Patients who have diabetes, who are immunocompromised, or who have non-healing epithelial defects should also be closely monitored because they may develop complications related to SL wear.⁸

SLs for the correction of refractive errors in patients who have glaucoma is not recommended, as the effect of SLs on intraocular pressure is still unknown. Particular attention is needed with glaucoma filtration devices, glaucoma drainage implants positioned near the limbus, or blebs because the SL may alter the function of the drainage device. A small-diameter lens that avoids interaction with the device may be suggested. A notch, an increased elevation in the lens periphery, a customized lens, or an impression technique may also be indicated.

Patients who have a psychological intolerance to a foreign body on the eye; an inability to follow instructions for cleaning, storage, maintenance, and asepsis of the SLs; poor personal hygiene; and/or who are incapable of understanding the risk factors are not good candidates for SL wear. However, some patients may be able to overcome these difficulties with adequate patient education.¹

Patients who have unrealistic expectations are more likely to have a compromised overall satisfaction with SLs, which can lead them to abandon SL wear. Some patients may request SLs for conditions that cannot benefit from their use, and these patients are often extremely disappointed after the fitting. Therefore, it is crucial to assess patient eye conditions and expectations and to clarify the limits and challenges of SLs before starting the fitting process.

SL wear during water sports may increase the risk of infection. Clinicians need to clearly explain the risks and consequences of using SLs when participating in them. If worn, the lenses should be removed, cleaned, and rinsed immediately after completion. The use of a mask is highly recommended. Boxing and martial arts may represent a substantial risk for trauma and lens rupture in the eye. Headgear use in these cases is highly recommended.

INSTRUMENTATION

The advent and growing popularity of SLs has required professionals to better understand the ocular surface profile and the assessment of SL fitting. This requirement has led the industry to invest in innovation of diagnostic instruments that increase SL fitting success. Currently, the instrumentation that may be needed when fitting SLs includes slit lamp examination, anterior segment optical coherence tomography (AS-OCT), corneoscleral topography, Scheimpflug tomography, specular microscopy, and pachymetry. Their utility and benefits when fitting SLs are summarized in Table 1.

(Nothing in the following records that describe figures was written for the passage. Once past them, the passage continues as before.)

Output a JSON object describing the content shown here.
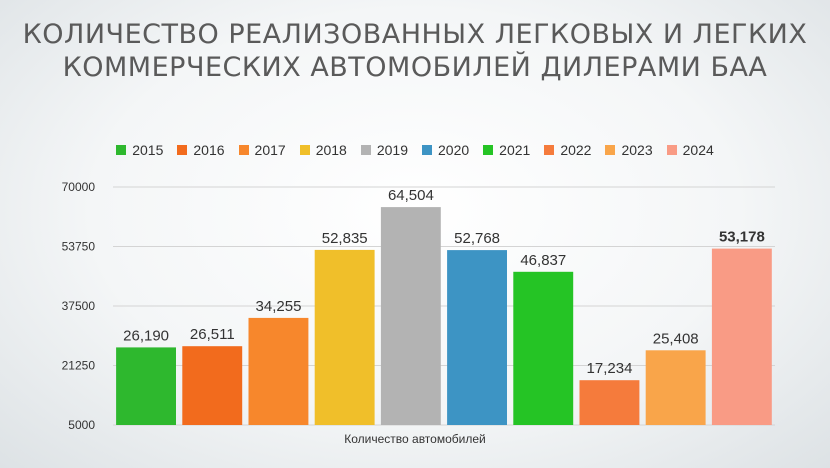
{
  "chart_data": {
    "type": "bar",
    "title_lines": [
      "КОЛИЧЕСТВО РЕАЛИЗОВАННЫХ ЛЕГКОВЫХ И ЛЕГКИХ",
      "КОММЕРЧЕСКИХ АВТОМОБИЛЕЙ ДИЛЕРАМИ БАА"
    ],
    "xlabel": "Количество автомобилей",
    "ylabel": "",
    "ylim": [
      5000,
      70000
    ],
    "yticks": [
      "70000",
      "53750",
      "37500",
      "21250",
      "5000"
    ],
    "ytick_values": [
      70000,
      53750,
      37500,
      21250,
      5000
    ],
    "grid": true,
    "legend_position": "top",
    "series": [
      {
        "name": "2015",
        "value": 26190,
        "label": "26,190",
        "color": "#2eb82e"
      },
      {
        "name": "2016",
        "value": 26511,
        "label": "26,511",
        "color": "#f26b1d"
      },
      {
        "name": "2017",
        "value": 34255,
        "label": "34,255",
        "color": "#f7872c"
      },
      {
        "name": "2018",
        "value": 52835,
        "label": "52,835",
        "color": "#f0bf2a"
      },
      {
        "name": "2019",
        "value": 64504,
        "label": "64,504",
        "color": "#b3b3b3"
      },
      {
        "name": "2020",
        "value": 52768,
        "label": "52,768",
        "color": "#3d94c4"
      },
      {
        "name": "2021",
        "value": 46837,
        "label": "46,837",
        "color": "#25c425"
      },
      {
        "name": "2022",
        "value": 17234,
        "label": "17,234",
        "color": "#f57b3c"
      },
      {
        "name": "2023",
        "value": 25408,
        "label": "25,408",
        "color": "#f9a54a"
      },
      {
        "name": "2024",
        "value": 53178,
        "label": "53,178",
        "color": "#f99b85"
      }
    ],
    "bold_label_series": "2024"
  }
}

Slit Lamp Examination Whatever technique is used for fitting SLs, the use of the slit lamp is fundamental to examine ocular health (both before and after lens fitting), to assess SL fitting, and to evaluate the ocular surface profile.

Before fitting SLs, an eye examination is crucial to identify pre-existing ocular diseases that could limit the best-corrected visual acuity. It is essential to assess the corneal and conjunctival health with fluorescein and lissamine green, respectively. The information needed to decide the SL diameter and geometry includes eyelid position, conjunctival irregularities or elevations, palpebral aperture, and corneal diameter. Documentation and photo-documentation of baseline observations and findings are pertinent to optimize fitting strategies, to monitor changes over time, and to prevent attributing any significant findings to poor-fitting SLs.

Clinicians who don’t have access to new technological instrumentation may successfully use the slit lamp to assess the scleral contour by observing the lens behavior on the eye and the clinical signs. The presence of sectorial blanching, impingement, lens edge lift-off, and stained tear influx denotes a toric sclera. If the clinical signs appear in only one quadrant or area, the sclera is asymmetric or irregular.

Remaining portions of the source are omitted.